Much of the discussion on Gilgit is marred by the confusion between ‘Wazarat’ and ‘Agency’. As Bangash writes: “While the maharaja of Kashmir always claimed that the whole Gilgit Agency formed his state, the Indian government was very clear that this was not the case. After the Kashmir darbar submitted a long note to the Indian government, New Delhi concisely and clearly put an end to the confusion. Colonel Fraser, resident in Kashmir, wrote to Maharaja Sir Hari Singh on March 5, 1941, the final decision of the viceroy on the status of the constituent units of the Agency: “1) Hunza and Nagar: though these are under the suzerainty of the Kashmir State, they are not part of Kashmir but are separate states; 2) Chilas, Koh Ghizr, Ishkoman, and Yasin: Though these are under the suzerainty of Kashmir State they are not part of Kashmir but tribal areas.”
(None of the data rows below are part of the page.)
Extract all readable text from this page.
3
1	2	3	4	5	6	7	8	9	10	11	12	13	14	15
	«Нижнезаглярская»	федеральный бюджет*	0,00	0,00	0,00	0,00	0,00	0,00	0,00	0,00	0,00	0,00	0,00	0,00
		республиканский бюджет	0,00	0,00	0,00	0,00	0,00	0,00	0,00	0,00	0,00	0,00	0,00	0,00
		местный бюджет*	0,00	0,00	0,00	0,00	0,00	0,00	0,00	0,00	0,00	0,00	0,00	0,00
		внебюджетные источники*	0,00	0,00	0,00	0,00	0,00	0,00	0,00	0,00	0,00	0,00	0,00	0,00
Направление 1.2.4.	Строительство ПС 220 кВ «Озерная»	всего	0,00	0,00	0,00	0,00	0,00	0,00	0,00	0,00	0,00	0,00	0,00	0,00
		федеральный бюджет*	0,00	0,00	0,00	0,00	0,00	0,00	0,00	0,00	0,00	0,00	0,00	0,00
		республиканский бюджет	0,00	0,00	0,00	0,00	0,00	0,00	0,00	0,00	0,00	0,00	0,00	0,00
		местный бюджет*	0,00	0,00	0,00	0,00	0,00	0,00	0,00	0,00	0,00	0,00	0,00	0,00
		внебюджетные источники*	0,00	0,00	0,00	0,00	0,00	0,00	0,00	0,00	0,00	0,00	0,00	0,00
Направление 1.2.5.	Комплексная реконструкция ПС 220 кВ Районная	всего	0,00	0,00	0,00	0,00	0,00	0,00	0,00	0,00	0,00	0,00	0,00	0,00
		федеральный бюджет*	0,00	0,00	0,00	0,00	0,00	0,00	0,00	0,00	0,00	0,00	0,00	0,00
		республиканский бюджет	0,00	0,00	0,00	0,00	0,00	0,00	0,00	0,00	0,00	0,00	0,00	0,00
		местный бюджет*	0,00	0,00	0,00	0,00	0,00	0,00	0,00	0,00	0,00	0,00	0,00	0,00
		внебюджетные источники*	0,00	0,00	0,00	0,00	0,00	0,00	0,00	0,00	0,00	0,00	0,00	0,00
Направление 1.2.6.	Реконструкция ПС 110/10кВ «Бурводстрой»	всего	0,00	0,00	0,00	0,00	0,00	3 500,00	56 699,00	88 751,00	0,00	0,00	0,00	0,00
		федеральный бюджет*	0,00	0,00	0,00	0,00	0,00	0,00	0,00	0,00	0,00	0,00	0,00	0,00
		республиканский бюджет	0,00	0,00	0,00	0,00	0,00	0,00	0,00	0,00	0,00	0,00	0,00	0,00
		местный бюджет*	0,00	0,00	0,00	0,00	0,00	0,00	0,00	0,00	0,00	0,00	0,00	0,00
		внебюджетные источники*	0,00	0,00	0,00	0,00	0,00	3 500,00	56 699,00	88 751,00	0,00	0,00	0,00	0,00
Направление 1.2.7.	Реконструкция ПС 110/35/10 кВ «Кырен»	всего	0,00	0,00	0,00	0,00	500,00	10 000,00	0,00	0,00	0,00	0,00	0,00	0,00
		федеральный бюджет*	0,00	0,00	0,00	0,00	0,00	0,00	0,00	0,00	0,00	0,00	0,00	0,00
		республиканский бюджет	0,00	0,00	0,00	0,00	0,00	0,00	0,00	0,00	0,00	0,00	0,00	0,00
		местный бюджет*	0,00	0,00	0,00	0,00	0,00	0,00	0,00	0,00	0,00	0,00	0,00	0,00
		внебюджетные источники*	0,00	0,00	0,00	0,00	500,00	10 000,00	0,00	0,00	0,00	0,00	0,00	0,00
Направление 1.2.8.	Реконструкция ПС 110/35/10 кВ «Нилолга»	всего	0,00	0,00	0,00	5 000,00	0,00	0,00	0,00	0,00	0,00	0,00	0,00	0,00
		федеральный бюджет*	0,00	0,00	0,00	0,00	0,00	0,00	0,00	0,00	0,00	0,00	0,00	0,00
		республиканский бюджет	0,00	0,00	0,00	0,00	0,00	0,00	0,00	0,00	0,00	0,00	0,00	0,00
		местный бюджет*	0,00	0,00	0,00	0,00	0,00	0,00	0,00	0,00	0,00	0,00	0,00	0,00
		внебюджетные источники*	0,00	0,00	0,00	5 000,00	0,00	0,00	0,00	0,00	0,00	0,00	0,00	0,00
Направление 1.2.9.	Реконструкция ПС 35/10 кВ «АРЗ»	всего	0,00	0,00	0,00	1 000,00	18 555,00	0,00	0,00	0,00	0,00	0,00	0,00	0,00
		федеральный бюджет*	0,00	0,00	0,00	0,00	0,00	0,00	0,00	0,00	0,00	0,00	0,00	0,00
Modern India (also Pakistan) is the successor of British India, not the natural successor of the princely states. The Indian Independence Act ended the suzerainty of the British Crown over the princely states on August 15, 1947. Just as the British could not dictate to the maharaja to join India or Pakistan, or remain independent, the maharaja too had no power to determine the destiny of those areas whose legal status, as clarified by the British government of India in the above-mentioned letter in 1941, was that they were under the suzerainty and not sovereignty of the Jammu and Kashmir state.
Third, the decision of the ruling Mirs of Hunza and Nagar to sign their instruments of accession to Pakistan on November 3 was understandable because “their economies and people were inextricably linked with the Gilgit Agency”, whose end signified to them the prospect of living under direct Dogra Raj. “They kept in constant touch with Major Brown in Gilgit and when Major Brown called the Mir of Hunza to confirm if he had earlier in the day on October 30, 1947 affirmed his support for Hari Singh in his accession to India, Hunza clearly came out in favour of Pakistan and said: ‘There is only one way for us to go and that is to Pakistan and we shall join Pakistan.’”
This version, narrated by Brown in his book, need not be taken at face value. There is some evidence to suggest that he was not acting on his own, but was implementing the policy of the British government, which did not want India’s borders to stretch up to Afghanistan. Nevertheless, the moot point is that neither the British government nor Indian leaders like Nehru and Patel challenged the decision of Gilgit to join Pakistan on November 2, and the accession by the Mirs of Hunza and Nagar to Pakistan the following day. In fact, as Menon himself has recorded in his book, “Accession to India would have provoked adverse reactions in Gilgit and certain areas contiguous to Pakistan.”
Menon gives another compelling reason for Gilgit, Hunza and Nagar to join Pakistan. “[A]t least at that time, the road communications were with Pakistan” and there was not a single road or rail route that connected Gilgit with India.
All this conclusively shows that today, India has no defensible grounds to insist that Gilgit Baltistan be ”re-united” with it. And any assertion on the part of ministers in the Modi government that “we expect one day that we will have physical jurisdiction over it”, or statements by generals that the Indian army is prepared for an operation to “retrieve” Pakistan-occupied territory “from the clutches of Pakistan” qualifies to be called by its rightful name — vistaarvaad, or expansionism.